Given the company’s stage, the position is sized conservatively.
The DAO will acquire equity exposure to Sanctuary AI through a secondary share purchase, meaning shares are acquired from an existing shareholder rather than issued by the company.
This provides direct equity exposure without layered structures, alongside existing shareholders.
Allocation: $143,000 USDC
Shares: 13,000
Price per Share: $11
Implied Valuation: ~$275M
Structure: Secondary
Instrument: Direct share transfer
Share Class: Common stock
Broker Fee: Paid entirely by the seller
Management Fee: None
Carried Interest: None
Additional Transaction Costs: USDC to USD conversion, off-ramping, and wire transfer fees, expected to remain under $2,500 USDC
This is an earlier-stage position relative to other holdings.
At an implied valuation of ~$275M, the investment depends on:
Continued technical progress
The ability to translate capability into commercial value
There is limited revenue visibility at this stage. Position sizing reflects that.

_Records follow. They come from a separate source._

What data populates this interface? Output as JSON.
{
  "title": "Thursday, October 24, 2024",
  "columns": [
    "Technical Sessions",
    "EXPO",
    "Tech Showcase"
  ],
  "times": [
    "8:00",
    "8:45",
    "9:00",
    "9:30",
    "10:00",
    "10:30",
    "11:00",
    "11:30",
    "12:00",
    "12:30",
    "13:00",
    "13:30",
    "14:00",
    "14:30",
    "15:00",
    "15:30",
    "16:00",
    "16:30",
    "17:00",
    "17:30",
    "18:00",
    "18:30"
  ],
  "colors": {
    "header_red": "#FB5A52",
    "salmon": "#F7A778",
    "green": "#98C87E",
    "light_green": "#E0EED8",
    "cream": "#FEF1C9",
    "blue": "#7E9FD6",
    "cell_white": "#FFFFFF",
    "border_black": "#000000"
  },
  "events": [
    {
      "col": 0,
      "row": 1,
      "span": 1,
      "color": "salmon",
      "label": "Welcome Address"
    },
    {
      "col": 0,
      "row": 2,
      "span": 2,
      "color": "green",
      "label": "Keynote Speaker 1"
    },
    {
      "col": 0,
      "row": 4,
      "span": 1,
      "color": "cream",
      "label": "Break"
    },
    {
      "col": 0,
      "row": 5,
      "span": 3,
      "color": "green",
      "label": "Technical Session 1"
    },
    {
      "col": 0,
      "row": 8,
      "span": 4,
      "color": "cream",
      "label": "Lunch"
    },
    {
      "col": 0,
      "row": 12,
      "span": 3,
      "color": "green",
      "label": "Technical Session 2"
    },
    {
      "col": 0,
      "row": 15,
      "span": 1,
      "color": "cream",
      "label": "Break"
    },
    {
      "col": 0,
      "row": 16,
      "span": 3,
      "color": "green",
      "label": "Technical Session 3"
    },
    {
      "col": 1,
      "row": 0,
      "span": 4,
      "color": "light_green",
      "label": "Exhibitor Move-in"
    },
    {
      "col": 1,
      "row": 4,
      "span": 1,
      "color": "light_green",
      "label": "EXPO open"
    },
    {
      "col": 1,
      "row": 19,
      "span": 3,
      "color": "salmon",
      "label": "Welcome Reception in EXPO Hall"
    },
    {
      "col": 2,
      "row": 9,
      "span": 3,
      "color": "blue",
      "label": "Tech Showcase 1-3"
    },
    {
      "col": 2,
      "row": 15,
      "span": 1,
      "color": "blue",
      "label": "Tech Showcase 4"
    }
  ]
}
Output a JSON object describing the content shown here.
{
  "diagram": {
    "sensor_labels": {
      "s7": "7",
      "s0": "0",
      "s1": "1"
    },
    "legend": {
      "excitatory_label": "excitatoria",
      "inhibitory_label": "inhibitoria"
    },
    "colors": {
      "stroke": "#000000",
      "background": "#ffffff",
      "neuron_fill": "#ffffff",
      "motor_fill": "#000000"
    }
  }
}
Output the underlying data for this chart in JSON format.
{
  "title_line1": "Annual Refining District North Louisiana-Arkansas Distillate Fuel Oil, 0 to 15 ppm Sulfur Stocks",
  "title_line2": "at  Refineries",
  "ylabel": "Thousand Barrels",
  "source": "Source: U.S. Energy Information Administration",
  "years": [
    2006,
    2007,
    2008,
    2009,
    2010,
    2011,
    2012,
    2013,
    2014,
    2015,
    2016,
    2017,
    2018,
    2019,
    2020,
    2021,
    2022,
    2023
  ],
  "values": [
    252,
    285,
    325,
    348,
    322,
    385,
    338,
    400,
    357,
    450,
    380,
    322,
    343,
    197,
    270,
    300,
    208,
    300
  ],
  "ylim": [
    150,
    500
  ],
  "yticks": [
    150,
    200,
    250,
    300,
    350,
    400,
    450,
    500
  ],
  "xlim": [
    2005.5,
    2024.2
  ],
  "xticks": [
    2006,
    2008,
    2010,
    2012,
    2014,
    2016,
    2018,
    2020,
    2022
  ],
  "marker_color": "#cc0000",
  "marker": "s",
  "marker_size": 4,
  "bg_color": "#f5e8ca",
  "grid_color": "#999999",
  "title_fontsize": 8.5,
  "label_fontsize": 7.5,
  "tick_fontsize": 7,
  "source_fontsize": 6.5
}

The following outlines possible scenarios. These are not guaranteed outcomes.
Strategic Acquisition:
Sanctuary’s intellectual property and manipulation capabilities may attract interest from technology or industrial companies seeking control over key robotics components.

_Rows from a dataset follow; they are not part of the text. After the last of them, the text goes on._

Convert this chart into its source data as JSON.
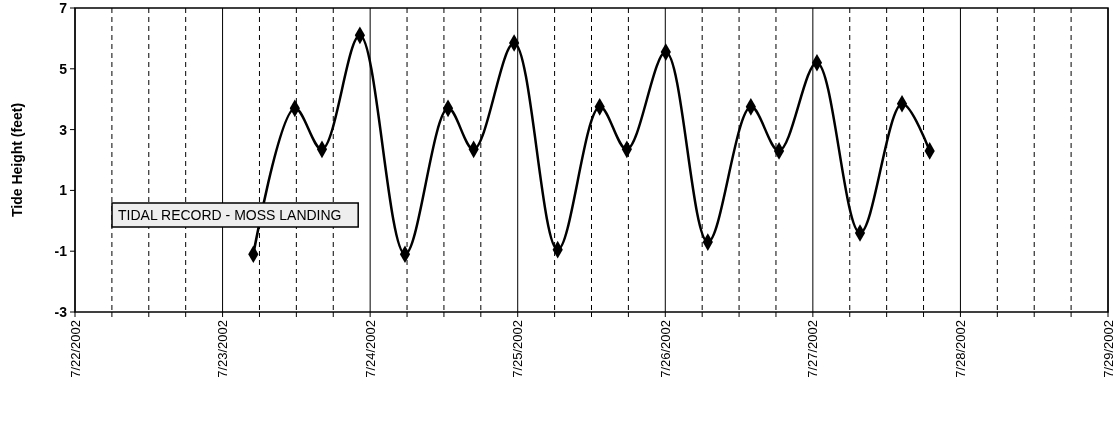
{
  "chart_data": {
    "type": "line",
    "ylabel": "Tide Height (feet)",
    "annotations": [
      "TIDAL RECORD - MOSS LANDING"
    ],
    "x": [
      "2002-07-23T05:00",
      "2002-07-23T11:45",
      "2002-07-23T16:10",
      "2002-07-23T22:20",
      "2002-07-24T05:40",
      "2002-07-24T12:40",
      "2002-07-24T16:50",
      "2002-07-24T23:25",
      "2002-07-25T06:30",
      "2002-07-25T13:20",
      "2002-07-25T17:45",
      "2002-07-26T00:05",
      "2002-07-26T06:55",
      "2002-07-26T13:55",
      "2002-07-26T18:30",
      "2002-07-27T00:40",
      "2002-07-27T07:40",
      "2002-07-27T14:30",
      "2002-07-27T19:00"
    ],
    "series": [
      {
        "color": "#000000",
        "values": [
          -1.1,
          3.7,
          2.35,
          6.1,
          -1.1,
          3.7,
          2.35,
          5.85,
          -0.95,
          3.75,
          2.35,
          5.55,
          -0.7,
          3.75,
          2.3,
          5.2,
          -0.4,
          3.85,
          2.3
        ]
      }
    ],
    "xlim": [
      "2002-07-22",
      "2002-07-29"
    ],
    "xticks": [
      {
        "value": "2002-07-22",
        "label": "7/22/2002"
      },
      {
        "value": "2002-07-22T06:00",
        "label": null
      },
      {
        "value": "2002-07-22T12:00",
        "label": null
      },
      {
        "value": "2002-07-22T18:00",
        "label": null
      },
      {
        "value": "2002-07-23",
        "label": "7/23/2002"
      },
      {
        "value": "2002-07-23T06:00",
        "label": null
      },
      {
        "value": "2002-07-23T12:00",
        "label": null
      },
      {
        "value": "2002-07-23T18:00",
        "label": null
      },
      {
        "value": "2002-07-24",
        "label": "7/24/2002"
      },
      {
        "value": "2002-07-24T06:00",
        "label": null
      },
      {
        "value": "2002-07-24T12:00",
        "label": null
      },
      {
        "value": "2002-07-24T18:00",
        "label": null
      },
      {
        "value": "2002-07-25",
        "label": "7/25/2002"
      },
      {
        "value": "2002-07-25T06:00",
        "label": null
      },
      {
        "value": "2002-07-25T12:00",
        "label": null
      },
      {
        "value": "2002-07-25T18:00",
        "label": null
      },
      {
        "value": "2002-07-26",
        "label": "7/26/2002"
      },
      {
        "value": "2002-07-26T06:00",
        "label": null
      },
      {
        "value": "2002-07-26T12:00",
        "label": null
      },
      {
        "value": "2002-07-26T18:00",
        "label": null
      },
      {
        "value": "2002-07-27",
        "label": "7/27/2002"
      },
      {
        "value": "2002-07-27T06:00",
        "label": null
      },
      {
        "value": "2002-07-27T12:00",
        "label": null
      },
      {
        "value": "2002-07-27T18:00",
        "label": null
      },
      {
        "value": "2002-07-28",
        "label": "7/28/2002"
      },
      {
        "value": "2002-07-28T06:00",
        "label": null
      },
      {
        "value": "2002-07-28T12:00",
        "label": null
      },
      {
        "value": "2002-07-28T18:00",
        "label": null
      },
      {
        "value": "2002-07-29",
        "label": "7/29/2002"
      }
    ],
    "ylim": [
      -3,
      7
    ],
    "yticks": [
      -3,
      -1,
      1,
      3,
      5,
      7
    ],
    "grid": "x",
    "marker": "diamond",
    "line_style": "solid"
  }
}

Initial Public Offering (IPO):
If the company is able to scale both technically and commercially, a public listing may become viable over time.
Secondary Liquidity:
Future secondary opportunities may emerge depending on investor demand and the company’s trajectory.

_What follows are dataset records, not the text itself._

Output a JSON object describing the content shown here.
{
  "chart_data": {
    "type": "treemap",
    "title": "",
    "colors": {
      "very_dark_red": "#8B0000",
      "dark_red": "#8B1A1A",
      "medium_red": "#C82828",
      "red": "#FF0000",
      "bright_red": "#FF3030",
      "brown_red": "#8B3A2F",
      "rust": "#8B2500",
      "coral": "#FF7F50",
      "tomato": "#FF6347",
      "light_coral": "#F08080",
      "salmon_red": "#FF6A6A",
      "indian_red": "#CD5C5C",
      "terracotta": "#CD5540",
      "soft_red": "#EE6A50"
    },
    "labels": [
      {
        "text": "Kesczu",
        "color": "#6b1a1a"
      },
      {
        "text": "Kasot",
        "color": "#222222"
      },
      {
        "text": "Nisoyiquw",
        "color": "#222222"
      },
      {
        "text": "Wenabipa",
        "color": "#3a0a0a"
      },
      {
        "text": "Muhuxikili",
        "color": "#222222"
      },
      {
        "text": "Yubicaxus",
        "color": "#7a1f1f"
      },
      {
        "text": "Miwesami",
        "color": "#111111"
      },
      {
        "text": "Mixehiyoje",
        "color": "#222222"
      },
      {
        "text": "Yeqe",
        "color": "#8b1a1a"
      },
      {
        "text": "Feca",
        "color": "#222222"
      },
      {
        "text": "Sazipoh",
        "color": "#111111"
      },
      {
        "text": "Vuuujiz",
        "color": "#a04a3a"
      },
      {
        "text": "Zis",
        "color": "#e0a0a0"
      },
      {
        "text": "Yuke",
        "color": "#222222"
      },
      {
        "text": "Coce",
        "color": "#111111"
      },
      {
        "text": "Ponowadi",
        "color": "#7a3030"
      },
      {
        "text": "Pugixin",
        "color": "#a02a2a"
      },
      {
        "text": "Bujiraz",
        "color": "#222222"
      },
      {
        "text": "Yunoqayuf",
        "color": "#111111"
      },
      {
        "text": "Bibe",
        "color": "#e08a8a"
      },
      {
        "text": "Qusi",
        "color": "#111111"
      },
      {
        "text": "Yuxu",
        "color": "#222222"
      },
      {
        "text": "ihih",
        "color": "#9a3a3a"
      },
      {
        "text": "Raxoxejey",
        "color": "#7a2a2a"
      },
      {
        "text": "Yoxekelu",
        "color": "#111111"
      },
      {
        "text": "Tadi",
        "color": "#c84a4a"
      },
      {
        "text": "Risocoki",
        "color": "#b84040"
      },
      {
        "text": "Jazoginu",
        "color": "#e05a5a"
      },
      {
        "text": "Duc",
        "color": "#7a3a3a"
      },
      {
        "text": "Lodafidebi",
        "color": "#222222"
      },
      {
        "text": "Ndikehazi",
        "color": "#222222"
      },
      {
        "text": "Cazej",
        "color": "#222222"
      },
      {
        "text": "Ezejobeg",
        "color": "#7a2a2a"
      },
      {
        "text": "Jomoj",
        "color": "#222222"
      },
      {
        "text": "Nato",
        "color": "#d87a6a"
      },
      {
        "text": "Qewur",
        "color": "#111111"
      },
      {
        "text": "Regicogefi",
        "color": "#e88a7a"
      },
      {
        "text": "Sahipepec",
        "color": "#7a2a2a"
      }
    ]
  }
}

All outcomes remain uncertain and subject to DAO governance.
This allocation carries a higher risk profile than the DAO’s later-stage portfolio holdings and is sized accordingly. Members should evaluate this position with the understanding that loss of capital is a possible outcome.
Leadership Risk:
In November 2024, founder Geordie Rose was removed as CEO, with James Wells assuming the role. Leadership transitions in deep-technology companies introduce execution risk.
Technology Risk:
Sanctuary’s use of hydraulic actuation differs from the broader industry trend toward electric systems. If alternative approaches achieve comparable performance, differentiation may narrow.
Capital Risk:
With approximately $140 million raised, Sanctuary is less capitalized than several competitors. Additional funding will likely be required to scale.
Execution Risk:
Dexterous manipulation remains an unresolved technical challenge.
Thesis Risk:
This allocation is partly based on the long-term value of the company’s intellectual property. Realization of that value is uncertain.
Liquidity Risk:
This is an illiquid, long-term position with no guaranteed exit timeline.
Early Deployment Validation:
Multiple generations of Phoenix have been deployed in controlled environments, showing early progress in real-world task execution.
Focus on a Core Bottleneck:
The company is concentrated on dexterous manipulation, one of the key constraints in robotics, rather than competing across the full stack.
Strong Intellectual Property Position:
The patent portfolio covers key areas of manipulation and control, with independent validation supporting its relevance.
Conservative Position Sizing:
The allocation is intentionally smaller, limiting downside at the portfolio level.
If approved, the DAO’s Execution Engine will:
Finalize terms and compliance with the intermediary.
Coordinate legal and treasury operations for the transaction.
Document the full transaction flow with a transparent paper trail for auditability.
Complete third-party attestation confirming ownership of the underlying shares, in accordance with DAO standards
All treasury activity will be trackable on dao.xmaquina.io for transparency and accountability.